- Interactive map of Nong Kaeo
- Coordinates: 18°40′07″N 98°55′33″E﻿ / ﻿18.6686°N 98.9257°E
- Country: Thailand
- Province: Chiang Mai
- Amphoe: Hang Dong

Population (2020)
- • Total: 5,569
- Time zone: UTC+7 (TST)
- Postal code: 50230
- TIS 1099: 501502

= Nong Kaeo, Chiang Mai =

Nong Kaeo (หนองแก๋ว) is a tambon (subdistrict) of Hang Dong District, in Chiang Mai Province, Thailand.
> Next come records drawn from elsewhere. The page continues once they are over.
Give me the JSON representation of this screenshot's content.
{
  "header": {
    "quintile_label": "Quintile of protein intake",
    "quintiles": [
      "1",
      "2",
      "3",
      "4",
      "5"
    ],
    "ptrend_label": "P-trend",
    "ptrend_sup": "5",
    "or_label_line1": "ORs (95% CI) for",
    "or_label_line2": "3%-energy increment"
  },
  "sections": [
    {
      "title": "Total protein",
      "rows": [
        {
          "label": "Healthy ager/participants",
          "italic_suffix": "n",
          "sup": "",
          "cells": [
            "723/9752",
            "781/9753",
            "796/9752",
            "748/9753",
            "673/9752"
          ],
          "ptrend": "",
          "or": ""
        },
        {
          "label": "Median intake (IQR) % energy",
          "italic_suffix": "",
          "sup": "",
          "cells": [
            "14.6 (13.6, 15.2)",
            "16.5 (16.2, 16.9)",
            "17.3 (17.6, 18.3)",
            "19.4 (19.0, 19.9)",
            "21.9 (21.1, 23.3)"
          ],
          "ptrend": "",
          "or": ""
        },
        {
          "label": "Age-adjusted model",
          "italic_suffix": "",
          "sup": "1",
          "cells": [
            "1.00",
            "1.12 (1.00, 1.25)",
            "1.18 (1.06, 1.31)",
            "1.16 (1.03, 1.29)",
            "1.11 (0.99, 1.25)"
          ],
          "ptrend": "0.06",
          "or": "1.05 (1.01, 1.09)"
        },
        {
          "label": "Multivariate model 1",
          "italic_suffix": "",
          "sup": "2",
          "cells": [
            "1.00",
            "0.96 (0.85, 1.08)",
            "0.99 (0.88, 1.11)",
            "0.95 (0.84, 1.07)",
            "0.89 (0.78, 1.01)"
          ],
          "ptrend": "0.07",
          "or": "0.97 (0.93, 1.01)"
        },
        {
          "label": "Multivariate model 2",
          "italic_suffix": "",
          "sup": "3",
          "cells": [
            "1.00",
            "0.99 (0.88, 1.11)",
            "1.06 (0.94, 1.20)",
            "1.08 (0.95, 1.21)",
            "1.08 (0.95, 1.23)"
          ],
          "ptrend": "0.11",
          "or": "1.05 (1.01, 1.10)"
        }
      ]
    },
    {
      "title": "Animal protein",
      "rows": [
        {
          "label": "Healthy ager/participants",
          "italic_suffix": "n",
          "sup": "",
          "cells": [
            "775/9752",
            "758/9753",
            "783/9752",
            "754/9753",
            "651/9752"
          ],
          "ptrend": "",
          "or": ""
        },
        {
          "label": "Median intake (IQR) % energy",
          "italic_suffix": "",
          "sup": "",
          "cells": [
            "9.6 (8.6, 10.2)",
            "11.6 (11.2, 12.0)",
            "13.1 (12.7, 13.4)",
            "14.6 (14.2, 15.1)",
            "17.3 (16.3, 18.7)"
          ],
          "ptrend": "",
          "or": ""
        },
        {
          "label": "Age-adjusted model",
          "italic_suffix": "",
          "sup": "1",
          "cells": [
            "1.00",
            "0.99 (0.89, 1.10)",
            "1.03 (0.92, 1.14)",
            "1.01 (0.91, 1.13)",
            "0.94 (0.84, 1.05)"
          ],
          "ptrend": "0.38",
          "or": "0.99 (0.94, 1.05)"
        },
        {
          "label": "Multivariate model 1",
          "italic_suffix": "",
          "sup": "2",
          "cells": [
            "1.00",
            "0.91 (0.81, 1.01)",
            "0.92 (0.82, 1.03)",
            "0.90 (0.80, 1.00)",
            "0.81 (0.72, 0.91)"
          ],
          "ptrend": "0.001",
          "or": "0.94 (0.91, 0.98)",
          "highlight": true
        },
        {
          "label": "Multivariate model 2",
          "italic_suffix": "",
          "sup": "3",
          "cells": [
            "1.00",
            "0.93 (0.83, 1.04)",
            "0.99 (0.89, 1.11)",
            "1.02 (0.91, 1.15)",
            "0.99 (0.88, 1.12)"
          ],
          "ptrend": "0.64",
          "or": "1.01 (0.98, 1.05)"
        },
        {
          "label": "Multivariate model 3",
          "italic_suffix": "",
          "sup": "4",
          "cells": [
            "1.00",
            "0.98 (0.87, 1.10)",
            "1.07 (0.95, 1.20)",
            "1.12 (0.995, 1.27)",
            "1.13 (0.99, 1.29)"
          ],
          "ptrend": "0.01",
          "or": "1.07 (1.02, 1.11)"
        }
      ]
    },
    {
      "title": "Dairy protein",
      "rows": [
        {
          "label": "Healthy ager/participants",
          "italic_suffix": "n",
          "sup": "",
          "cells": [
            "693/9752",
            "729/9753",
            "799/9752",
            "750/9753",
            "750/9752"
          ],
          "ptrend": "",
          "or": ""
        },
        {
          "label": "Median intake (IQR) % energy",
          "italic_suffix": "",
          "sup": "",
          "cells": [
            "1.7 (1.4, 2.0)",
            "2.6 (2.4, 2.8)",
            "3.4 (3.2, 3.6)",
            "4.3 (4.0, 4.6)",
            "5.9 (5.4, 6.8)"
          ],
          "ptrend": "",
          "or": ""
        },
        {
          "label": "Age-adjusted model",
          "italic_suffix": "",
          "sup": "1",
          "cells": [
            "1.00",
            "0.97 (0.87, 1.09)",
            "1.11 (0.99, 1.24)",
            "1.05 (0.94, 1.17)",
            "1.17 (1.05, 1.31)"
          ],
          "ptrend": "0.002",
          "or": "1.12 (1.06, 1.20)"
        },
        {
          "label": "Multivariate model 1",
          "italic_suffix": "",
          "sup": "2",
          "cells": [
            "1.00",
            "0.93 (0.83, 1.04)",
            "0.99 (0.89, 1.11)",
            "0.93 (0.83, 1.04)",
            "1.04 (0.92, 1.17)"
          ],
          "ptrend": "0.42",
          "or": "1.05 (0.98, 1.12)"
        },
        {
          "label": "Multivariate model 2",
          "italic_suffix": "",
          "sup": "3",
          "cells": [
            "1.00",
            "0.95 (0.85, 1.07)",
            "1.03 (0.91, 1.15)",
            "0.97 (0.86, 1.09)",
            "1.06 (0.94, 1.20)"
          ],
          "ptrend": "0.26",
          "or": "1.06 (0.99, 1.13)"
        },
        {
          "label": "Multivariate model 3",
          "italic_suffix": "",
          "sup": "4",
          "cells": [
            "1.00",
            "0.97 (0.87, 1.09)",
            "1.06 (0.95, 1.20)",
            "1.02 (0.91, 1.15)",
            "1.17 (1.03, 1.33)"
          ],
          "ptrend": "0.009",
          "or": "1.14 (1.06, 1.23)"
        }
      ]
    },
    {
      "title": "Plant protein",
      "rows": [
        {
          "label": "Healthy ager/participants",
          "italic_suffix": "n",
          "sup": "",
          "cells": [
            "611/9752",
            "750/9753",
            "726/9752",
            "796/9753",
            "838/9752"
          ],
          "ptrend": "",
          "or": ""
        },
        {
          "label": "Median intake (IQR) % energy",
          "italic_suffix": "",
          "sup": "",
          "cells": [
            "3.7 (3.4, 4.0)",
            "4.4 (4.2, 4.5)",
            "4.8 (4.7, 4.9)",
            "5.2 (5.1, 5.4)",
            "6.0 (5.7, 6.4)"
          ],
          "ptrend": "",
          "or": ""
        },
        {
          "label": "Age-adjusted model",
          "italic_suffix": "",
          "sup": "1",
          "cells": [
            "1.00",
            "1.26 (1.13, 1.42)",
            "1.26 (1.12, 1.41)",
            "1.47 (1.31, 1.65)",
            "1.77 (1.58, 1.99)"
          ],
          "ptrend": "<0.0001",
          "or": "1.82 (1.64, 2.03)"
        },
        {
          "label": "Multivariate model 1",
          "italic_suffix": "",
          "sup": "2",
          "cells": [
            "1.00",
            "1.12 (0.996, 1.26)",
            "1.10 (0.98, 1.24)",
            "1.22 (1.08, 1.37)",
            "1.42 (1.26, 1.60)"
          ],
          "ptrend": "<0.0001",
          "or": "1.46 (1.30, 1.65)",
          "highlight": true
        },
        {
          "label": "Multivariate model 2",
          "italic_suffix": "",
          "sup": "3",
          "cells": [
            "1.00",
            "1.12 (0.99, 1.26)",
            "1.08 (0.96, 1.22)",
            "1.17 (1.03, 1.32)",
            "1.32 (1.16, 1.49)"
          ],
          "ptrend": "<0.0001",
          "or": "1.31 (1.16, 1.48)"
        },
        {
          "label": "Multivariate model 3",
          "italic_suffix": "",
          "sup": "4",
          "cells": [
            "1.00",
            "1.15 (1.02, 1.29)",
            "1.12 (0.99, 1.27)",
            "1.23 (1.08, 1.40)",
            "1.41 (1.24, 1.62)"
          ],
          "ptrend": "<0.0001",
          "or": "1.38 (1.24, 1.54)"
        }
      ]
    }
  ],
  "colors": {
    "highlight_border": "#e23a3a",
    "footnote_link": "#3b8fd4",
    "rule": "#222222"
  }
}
As of 2020, the population was 5,569 people.

==Administration==

===Central administration===
The tambon is subdivided into 9 administrative villages (muban).

| No. | Name | Thai |
|---|---|---|
| 01. | Ban Lawo | บ้านละโว้ |
| 02. | Ban San Pu Loei | บ้านสันปูเลย |
| 03. | Ban Mueang Nga | บ้านเหมืองง่า |
| 04. | Ban Buak | บ้านบวก |
| 05. | Ban Rong Yaeng | บ้านร้องแหย่ง |
| 06. | Ban Yang Puan | บ้านยั้งปวน |
| 07. | Ban San Sai | บ้านสันทราย |
| 08. | Ban Nong Kaeo | บ้านหนองแก๋ว |
| 09. | Ban San Sai Phatthana | บ้านสันทรายพัฒนา |

===Local administration===
The whole area of the subdistrict is covered by the subdistrict municipality (Thesaban Tambon) Nong Kaeo (เทศบาลตำบลหนองแก๋ว).